Les bénéfices économiques du PAU ont cependant largement dépassé le seul secteur agricole. Alors que l’on attendait au début des années 2000 beaucoup des énergies renouvelables pour soutenir l’industrie des économies matures, c’est finalement l’effort de remembrement urbain qui a relancé l’activité des membres de l’UE ayant appliqué le Pacte. Les conséquences économiques ont été multiples, à commencer par le scindement en 2 du marché de l’immobilier : un marché urbain sur lequel la pression foncière a permis aux promoteurs et collectivités de rentabiliser leurs opérations immobilières, et un marché rural pour lequel le classement des terres a permis un réinvestissement du bâti ancien.
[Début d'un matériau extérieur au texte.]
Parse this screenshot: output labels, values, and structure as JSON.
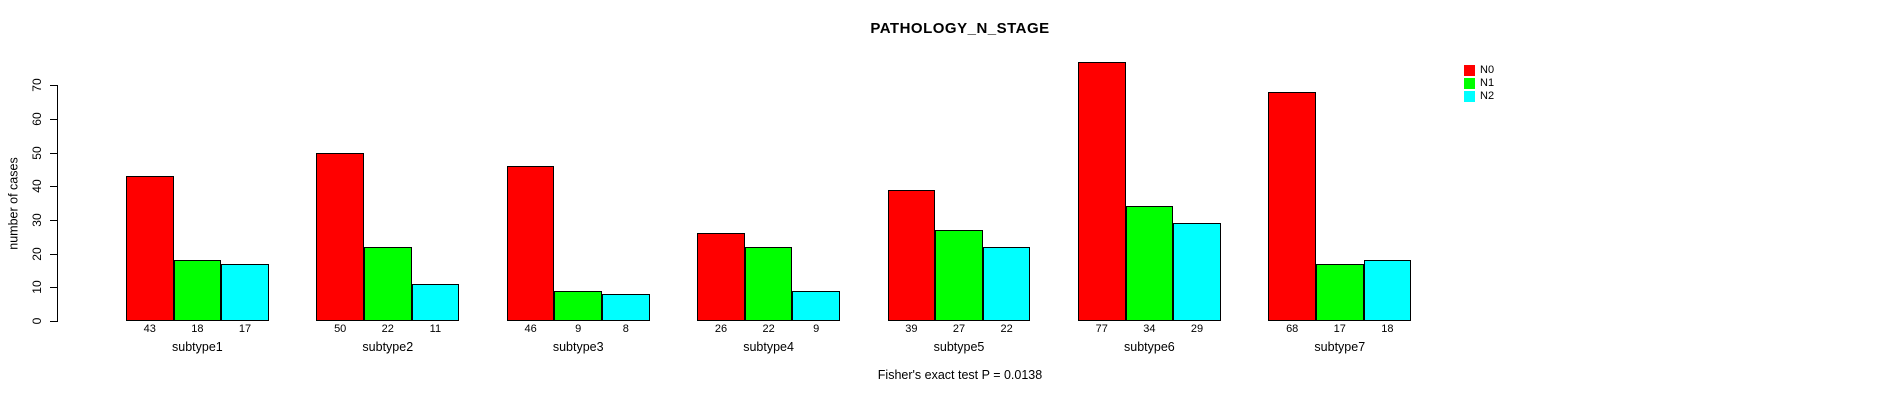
{
  "title": "PATHOLOGY_N_STAGE",
  "footer": "Fisher's exact test P = 0.0138",
  "chart_data": {
    "type": "bar",
    "title": "PATHOLOGY_N_STAGE",
    "xlabel": "",
    "ylabel": "number of cases",
    "categories": [
      "subtype1",
      "subtype2",
      "subtype3",
      "subtype4",
      "subtype5",
      "subtype6",
      "subtype7"
    ],
    "series": [
      {
        "name": "N0",
        "color": "#FF0000",
        "values": [
          43,
          50,
          46,
          26,
          39,
          77,
          68
        ]
      },
      {
        "name": "N1",
        "color": "#00FF00",
        "values": [
          18,
          22,
          9,
          22,
          27,
          34,
          17
        ]
      },
      {
        "name": "N2",
        "color": "#00FFFF",
        "values": [
          17,
          11,
          8,
          9,
          22,
          29,
          18
        ]
      }
    ],
    "bar_value_labels": true,
    "y_ticks": [
      0,
      10,
      20,
      30,
      40,
      50,
      60,
      70
    ],
    "ylim": [
      0,
      78
    ],
    "grid": false,
    "legend_position": "top-right",
    "annotation": "Fisher's exact test P = 0.0138",
    "bar_border_color": "#000000",
    "background_color": "#FFFFFF"
  }
}
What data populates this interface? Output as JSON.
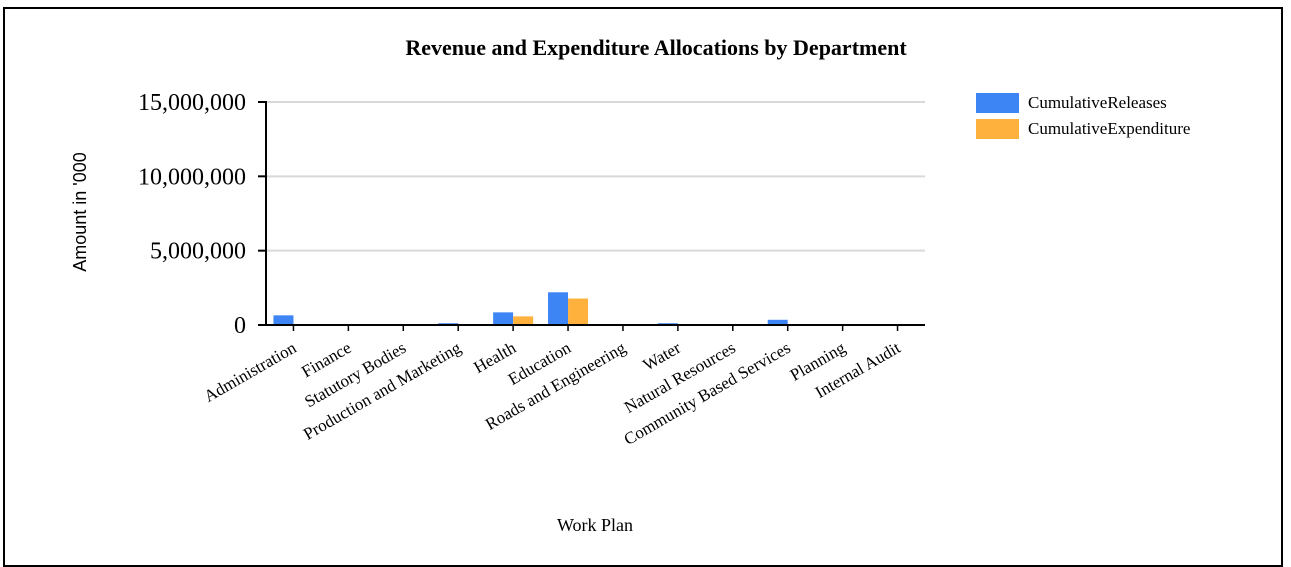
{
  "chart_data": {
    "type": "bar",
    "title": "Revenue and Expenditure Allocations by Department",
    "xlabel": "Work Plan",
    "ylabel": "Amount in '000",
    "ylim": [
      0,
      15000000
    ],
    "yticks": [
      0,
      5000000,
      10000000,
      15000000
    ],
    "ytick_labels": [
      "0",
      "5,000,000",
      "10,000,000",
      "15,000,000"
    ],
    "grid": true,
    "legend_position": "top-right",
    "categories": [
      "Administration",
      "Finance",
      "Statutory Bodies",
      "Production and Marketing",
      "Health",
      "Education",
      "Roads and Engineering",
      "Water",
      "Natural Resources",
      "Community Based Services",
      "Planning",
      "Internal Audit"
    ],
    "series": [
      {
        "name": "CumulativeReleases",
        "color": "#3d85f5",
        "values": [
          650000,
          40000,
          30000,
          120000,
          850000,
          2200000,
          50000,
          120000,
          30000,
          350000,
          30000,
          30000
        ]
      },
      {
        "name": "CumulativeExpenditure",
        "color": "#ffb13d",
        "values": [
          20000,
          10000,
          10000,
          30000,
          580000,
          1780000,
          10000,
          20000,
          10000,
          50000,
          10000,
          10000
        ]
      }
    ]
  }
}
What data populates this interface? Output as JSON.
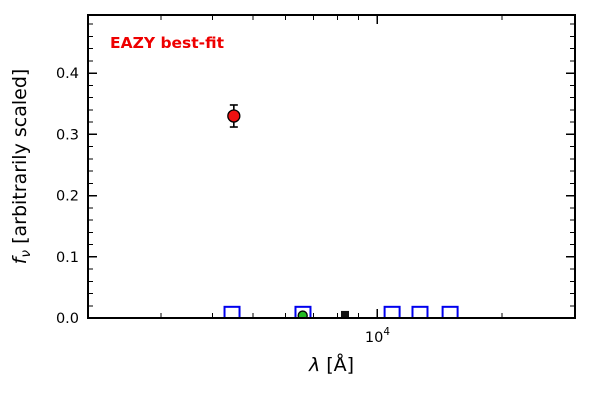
{
  "figure": {
    "background": "#ffffff"
  },
  "chart_data": {
    "type": "scatter",
    "title": "",
    "annotation": {
      "text": "EAZY best-fit",
      "color": "#ee0000"
    },
    "xlabel_parts": [
      {
        "t": "λ",
        "italic": true
      },
      {
        "t": " [Å]"
      }
    ],
    "ylabel_parts": [
      {
        "t": "f",
        "italic": true
      },
      {
        "t": "ν",
        "sub": true,
        "italic": true
      },
      {
        "t": " [arbitrarily scaled]"
      }
    ],
    "xscale": "log",
    "xlim": [
      2000,
      30000
    ],
    "ylim": [
      0,
      0.495
    ],
    "grid": false,
    "legend": "none",
    "frame_color": "#000000",
    "yticks": [
      {
        "value": 0.0,
        "label": "0.0"
      },
      {
        "value": 0.1,
        "label": "0.1"
      },
      {
        "value": 0.2,
        "label": "0.2"
      },
      {
        "value": 0.3,
        "label": "0.3"
      },
      {
        "value": 0.4,
        "label": "0.4"
      }
    ],
    "y_minor_step": 0.02,
    "xticks": [
      {
        "value": 10000,
        "label": "10",
        "sup": "4"
      }
    ],
    "x_minor": [
      3000,
      4000,
      5000,
      6000,
      7000,
      8000,
      9000,
      20000
    ],
    "series": [
      {
        "name": "best-fit-point-red",
        "marker": "circle",
        "fill": "#ee1111",
        "edge": "#000000",
        "size": 6,
        "points": [
          {
            "x": 4500,
            "y": 0.33,
            "yerr": 0.018
          }
        ]
      },
      {
        "name": "template-photometry-blue-squares",
        "marker": "square-open",
        "stroke": "#0000ee",
        "size": 15,
        "points": [
          {
            "x": 4455,
            "y": 0.006
          },
          {
            "x": 6610,
            "y": 0.006
          },
          {
            "x": 10850,
            "y": 0.006
          },
          {
            "x": 12670,
            "y": 0.006
          },
          {
            "x": 14980,
            "y": 0.006
          }
        ]
      },
      {
        "name": "observed-point-green",
        "marker": "circle",
        "fill": "#22bb22",
        "edge": "#000000",
        "size": 4.5,
        "points": [
          {
            "x": 6600,
            "y": 0.004
          }
        ]
      },
      {
        "name": "observed-point-dark-square",
        "marker": "square-filled",
        "fill": "#111111",
        "size": 8,
        "points": [
          {
            "x": 8350,
            "y": 0.005
          }
        ]
      }
    ]
  }
}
Mais la véritable contribution du PAU a d’abord été dans la forte mise à contribution du BTP et des opérateurs de services urbains qui ont dû reconstruire les réseaux, qu’ils soient d’énergies, d’eaux ou de transports. L’effort de reconstruction a permis à ces filières de développer l’emploi à tous les niveaux de qualification et aux opérateurs de se positionner sur le marché du remembrement qui connaît aujourd’hui un boom en Asie.

Le retard italien perçu comme une occasion manquée

En Italie, alors que les sondages indiquaient dès 2015 que la population italienne était majoritairement favorable à la protection des terres agricoles et que les premiers pays membres ayant appliqué le Pacte affichent déjà des bénéfices durables de son application, aucun des gouvernements successifs n’a réussi jusqu’à présent à traduire le pacte dans la loi italienne. Les élus semblent redouter que les impacts concrets du remembrement urbain froissent les électeurs et acteurs de l’économie locale. Le ministre italien de l’industrie avait fait de l’application du PAU un marqueur de progrès de la société italienne. Le ministre, qui a quitté ses fonctions ce mercredi à l’issue du conseil des ministres, n’a pas indiqué le pays dans lequel il souhaitait s’installer avec sa famille, précisant simplement qu’il s’agirait d’un des 23 pays membres de l’UE ayant déjà voté le PAU « parce qu’ils témoignent tous de l’ambition de leur population et de leurs élus pour leurs pays ».